Trump also made stunning gains in several longtime Democratic strongholds, including New Jersey’s heavily Latino Passaic County. He carried the city of Passaic and significantly increased his support in Paterson, which is majority Latino and also has a large Muslim community.
Indeed, 43% of Latino voters in the state supported Trump, up from 28% in 2020, according to AP VoteCast.
November’s election will serve as a crucial test for Democrats and whether they can regain Latino support — both in the state and nationally.
In the primary, strategists, unions, organizers and candidates pivoted away from immigration and focused on pocketbook concerns in their appeals.
“At the end of the day, if you’re worried about paying your bills and being safe at night, everything else is secondary,” Rep. Josh Gottheimer, one of the Democratic candidates, told the AP. “I think that is front and center in the Latino community.”

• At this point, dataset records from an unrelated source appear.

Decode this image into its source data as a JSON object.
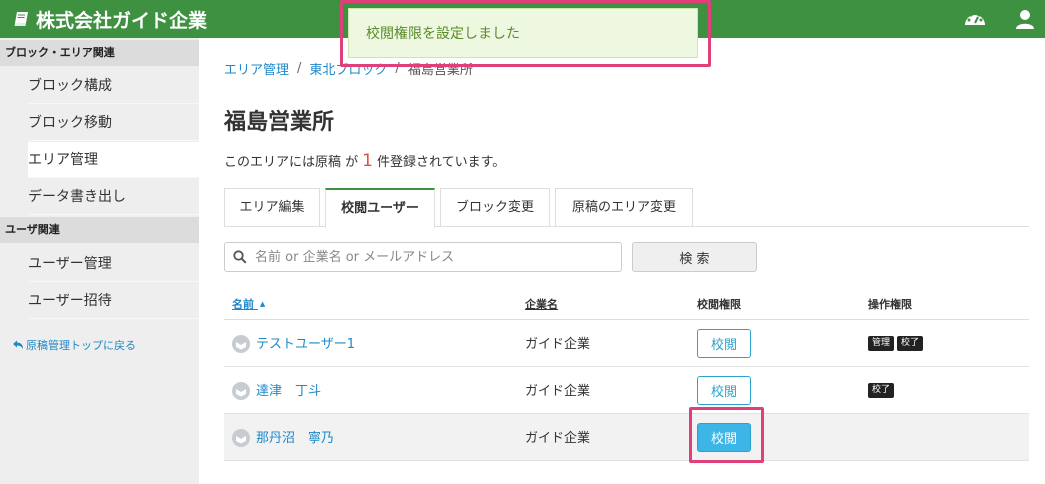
{
  "header": {
    "brand": "株式会社ガイド企業",
    "book_icon": "book-icon",
    "dashboard_icon": "dashboard-icon",
    "user_icon": "user-icon"
  },
  "sidebar": {
    "section1": "ブロック・エリア関連",
    "items1": [
      "ブロック構成",
      "ブロック移動",
      "エリア管理",
      "データ書き出し"
    ],
    "section2": "ユーザ関連",
    "items2": [
      "ユーザー管理",
      "ユーザー招待"
    ],
    "back_link": "原稿管理トップに戻る"
  },
  "breadcrumb": {
    "root": "エリア管理",
    "sep": "/",
    "block": "東北ブロック",
    "current": "福島営業所"
  },
  "page": {
    "title": "福島営業所",
    "count_prefix": "このエリアには原稿 が",
    "count": "1",
    "count_suffix": "件登録されています。"
  },
  "tabs": [
    "エリア編集",
    "校閲ユーザー",
    "ブロック変更",
    "原稿のエリア変更"
  ],
  "search": {
    "placeholder": "名前 or 企業名 or メールアドレス",
    "value": "",
    "button": "検 索"
  },
  "table": {
    "headers": {
      "name": "名前",
      "sort_indicator": "▲",
      "company": "企業名",
      "review": "校閲権限",
      "ops": "操作権限"
    },
    "rows": [
      {
        "name": "テストユーザー1",
        "company": "ガイド企業",
        "review": "校閲",
        "review_on": false,
        "badges": [
          "管理",
          "校了"
        ]
      },
      {
        "name": "達津　丁斗",
        "company": "ガイド企業",
        "review": "校閲",
        "review_on": false,
        "badges": [
          "校了"
        ]
      },
      {
        "name": "那丹沼　寧乃",
        "company": "ガイド企業",
        "review": "校閲",
        "review_on": true,
        "badges": []
      }
    ]
  },
  "toast": {
    "message": "校閲権限を設定しました"
  },
  "colors": {
    "header_bg": "#3f9142",
    "link": "#1e88c8",
    "review_active": "#3db5e6",
    "highlight_border": "#e0407a",
    "toast_bg": "#eef7e0"
  }
}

One exception was Newark Mayor Ras Baraka, who was arrested while trying to join an oversight tour of a 1,000-bed immigrant detention center. A trespass charge was later dropped, but he sued interim U.S. Attorney Alina Habba over the dropped prosecution.
In one of his final campaign ads in Spanish, he used footage from the arrest to cast himself as a reluctant warrior, with text saying he is “El Único,” Spanish for “the only one,” who confronts Trump.
Democrats rally around a former Navy helicopter pilot
Sherrill emerged from a crowded field that included two members of Congress, Baraka, Jersey City Mayor Steven Fulop, teacher’s union president and former Montclair Mayor Sean Spiller and former state Senate President Steve Sweeney.
Sherrill leaned heavily on her biography as a former Navy helicopter pilot, federal prosecutor and a mother of four, using images of herself in uniform in her ads. Her campaign logo features a mini helicopter.
Democrats hope November’s general election — along with a gubernatorial election in Virginia — will draw a swell of angry voters eager to show their disdain for Trump’s sweeping second-term agenda, foreshadowing Democratic gains in next year’s midterms.
There were signs of strong Democratic enthusiasm in early voting numbers. As of the last day of early in-person voting Sunday, more than 330,000 Democratic ballots had been cast, well outpacing the number of votes cast prior to last year’s Democratic presidential primary.
That compares to just 130,000 ballots cast by Republicans during the same time — a number that also tops early votes cast in last year’s Republican presidential primary and reflects the broader trend of Democrats being far more likely to vote early than Republicans, who tend to turn out in far greater numbers on Election Day.